At his 8-year checkup, we told his pediatrician we wanted to explore physical therapy for Hudson, to try to increase his strength and mobility. The physical therapist had him do different tests—sit down and stand up, walk back and forth, run, and things like that. She noticed red flags all over the place. Based on that, she suspected myopathy [a group of diseases affecting muscles that connect to bones].
His pediatrician ordered blood tests. Hudson’s creatine kinase [CK] level was really high, which led us to thinking it was some form of muscular dystrophy. We were referred to a neurologist. She ordered genetic testing, and that’s when we got the official diagnosis that it was LGMD2D.
It was a big blow. You imagine your kids’ futures, their lives playing out a certain way. It's hard to come to terms with how different that future will look with LGMD.
I think, as parents, we always want to take action for our kids—find a tangible way to move forward and respond to a challenge.
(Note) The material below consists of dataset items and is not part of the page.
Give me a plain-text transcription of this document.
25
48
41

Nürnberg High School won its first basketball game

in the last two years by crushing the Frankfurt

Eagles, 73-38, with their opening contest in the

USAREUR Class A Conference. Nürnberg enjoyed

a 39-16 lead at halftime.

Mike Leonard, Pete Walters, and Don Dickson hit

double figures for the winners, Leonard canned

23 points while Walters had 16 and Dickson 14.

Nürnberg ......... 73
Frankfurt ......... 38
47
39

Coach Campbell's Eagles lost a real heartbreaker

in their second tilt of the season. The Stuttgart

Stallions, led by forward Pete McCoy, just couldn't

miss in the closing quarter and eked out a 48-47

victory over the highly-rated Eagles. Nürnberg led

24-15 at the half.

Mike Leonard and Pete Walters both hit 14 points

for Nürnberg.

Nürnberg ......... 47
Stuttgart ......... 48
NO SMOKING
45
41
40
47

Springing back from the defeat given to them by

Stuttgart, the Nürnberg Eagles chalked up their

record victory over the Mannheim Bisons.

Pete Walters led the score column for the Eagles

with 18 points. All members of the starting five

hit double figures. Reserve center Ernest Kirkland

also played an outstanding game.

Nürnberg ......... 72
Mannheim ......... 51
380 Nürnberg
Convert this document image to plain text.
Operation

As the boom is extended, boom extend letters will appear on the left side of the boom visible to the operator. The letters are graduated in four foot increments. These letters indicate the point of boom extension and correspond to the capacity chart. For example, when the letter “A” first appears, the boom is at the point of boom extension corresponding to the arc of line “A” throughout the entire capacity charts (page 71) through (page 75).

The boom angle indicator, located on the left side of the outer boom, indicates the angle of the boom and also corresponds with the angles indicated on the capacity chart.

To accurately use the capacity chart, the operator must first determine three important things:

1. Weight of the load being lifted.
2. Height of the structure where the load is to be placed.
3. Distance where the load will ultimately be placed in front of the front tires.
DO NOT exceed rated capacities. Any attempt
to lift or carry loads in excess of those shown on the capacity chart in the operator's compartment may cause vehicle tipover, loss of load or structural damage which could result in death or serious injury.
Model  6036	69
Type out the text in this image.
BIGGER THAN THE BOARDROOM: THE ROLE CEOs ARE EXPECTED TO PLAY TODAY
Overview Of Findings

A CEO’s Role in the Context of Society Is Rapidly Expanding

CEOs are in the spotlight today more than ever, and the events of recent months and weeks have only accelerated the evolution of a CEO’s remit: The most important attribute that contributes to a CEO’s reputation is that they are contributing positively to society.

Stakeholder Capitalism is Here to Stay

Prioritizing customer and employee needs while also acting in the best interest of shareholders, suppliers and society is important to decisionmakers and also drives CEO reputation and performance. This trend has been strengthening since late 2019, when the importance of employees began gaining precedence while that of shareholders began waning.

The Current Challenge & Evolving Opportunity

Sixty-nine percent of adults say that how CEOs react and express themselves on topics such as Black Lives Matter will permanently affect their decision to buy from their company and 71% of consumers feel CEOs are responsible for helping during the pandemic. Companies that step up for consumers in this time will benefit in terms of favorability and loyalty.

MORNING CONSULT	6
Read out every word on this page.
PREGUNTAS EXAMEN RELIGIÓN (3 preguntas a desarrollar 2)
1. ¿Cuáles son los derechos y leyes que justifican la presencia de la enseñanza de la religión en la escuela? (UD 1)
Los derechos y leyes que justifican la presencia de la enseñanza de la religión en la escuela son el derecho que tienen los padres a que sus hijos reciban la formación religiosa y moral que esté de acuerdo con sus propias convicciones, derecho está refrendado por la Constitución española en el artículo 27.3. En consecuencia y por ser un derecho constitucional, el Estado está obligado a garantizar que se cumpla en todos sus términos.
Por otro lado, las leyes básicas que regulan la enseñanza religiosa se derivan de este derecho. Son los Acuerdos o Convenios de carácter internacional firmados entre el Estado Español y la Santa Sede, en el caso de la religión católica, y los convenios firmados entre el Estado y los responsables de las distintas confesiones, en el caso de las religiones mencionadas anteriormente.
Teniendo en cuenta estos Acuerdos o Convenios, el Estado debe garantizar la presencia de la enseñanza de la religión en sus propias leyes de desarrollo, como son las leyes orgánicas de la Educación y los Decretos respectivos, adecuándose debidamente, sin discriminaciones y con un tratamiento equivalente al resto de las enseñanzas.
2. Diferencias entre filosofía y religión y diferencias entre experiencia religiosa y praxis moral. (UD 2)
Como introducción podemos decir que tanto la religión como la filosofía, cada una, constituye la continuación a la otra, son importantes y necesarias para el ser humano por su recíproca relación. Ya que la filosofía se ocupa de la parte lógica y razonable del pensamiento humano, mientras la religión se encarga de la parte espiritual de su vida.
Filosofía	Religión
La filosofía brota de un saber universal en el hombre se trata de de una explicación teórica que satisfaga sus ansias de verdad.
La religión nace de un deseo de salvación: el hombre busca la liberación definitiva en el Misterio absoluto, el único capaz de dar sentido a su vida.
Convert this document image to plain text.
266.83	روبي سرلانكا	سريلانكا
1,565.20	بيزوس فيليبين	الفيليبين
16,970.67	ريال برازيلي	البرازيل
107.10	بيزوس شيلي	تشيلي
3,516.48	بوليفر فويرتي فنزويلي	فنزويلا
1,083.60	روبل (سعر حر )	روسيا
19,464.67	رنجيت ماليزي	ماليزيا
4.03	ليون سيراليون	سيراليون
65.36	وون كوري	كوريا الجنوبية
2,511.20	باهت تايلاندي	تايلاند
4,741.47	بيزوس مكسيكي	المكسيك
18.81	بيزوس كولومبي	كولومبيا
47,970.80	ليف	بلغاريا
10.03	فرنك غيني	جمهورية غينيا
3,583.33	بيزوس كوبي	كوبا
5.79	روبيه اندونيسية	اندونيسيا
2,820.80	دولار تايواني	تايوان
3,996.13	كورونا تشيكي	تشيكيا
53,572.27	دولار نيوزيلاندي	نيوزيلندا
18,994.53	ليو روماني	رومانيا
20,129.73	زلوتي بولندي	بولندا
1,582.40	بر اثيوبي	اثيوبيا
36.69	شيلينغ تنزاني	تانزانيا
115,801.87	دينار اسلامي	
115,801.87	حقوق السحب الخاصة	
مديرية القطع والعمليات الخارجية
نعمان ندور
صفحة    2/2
So I sought out all the resources that I could find. I got in touch with a nonprofit for patients and families—they were wonderful. I also met people in groups online. Some have been living with LGMD2D for years and years, which helps me imagine what to expect. Others have kids with stories similar to Hudson’s. The whole community has been so helpful to me.
Hudson still goes to physical therapy (PT). And we do stretching routines at home every night. We stretch his feet, his calves, the back of his hamstrings. He does some resistance-band exercises too.
Hudson handles things very well, but he does have days where he gets more frustrated. Like one day when he fell at school while playing tag. He doesn’t like it when his body holds him back. And early on, he'd say he was sad that he had muscular dystrophy.
We try to keep open communication. Anytime that he's sad about it, I always encourage him to talk to me. It's better to get it out than keep it in.
Navigating this diagnosis is a lot, so I’m grateful for the support I get. I have a really good partnership with my ex-husband, Justin. I know Hudson is well taken care of at his dad’s house. Hudson’s older sister, Lucy (11), helps too. She stretches with Hudson at night. She comes to many of his PT appointments and does the activities with him. That makes them more fun and less like work or therapy.
With the PT and stretching, I'm thinking of when Hudson is older. I want to do everything that we can while he's small and he has mobility to support better quality of movement later on. It goes back to that question we have as parents: ‘What action can we take?’ If there’s anything I can do now that might benefit him in the future, I’ll do it.
Faran felt so supported by the LGMD community that she wanted to give back and help it grow. She started a dedicated social media profile, where she posts caregiving tips and examples of how her family manages the day-to-day.
“It's just a fun way to get involved and try to get the word out,” she says. “I'd love it to be a resource for other people looking for ideas or comfort.”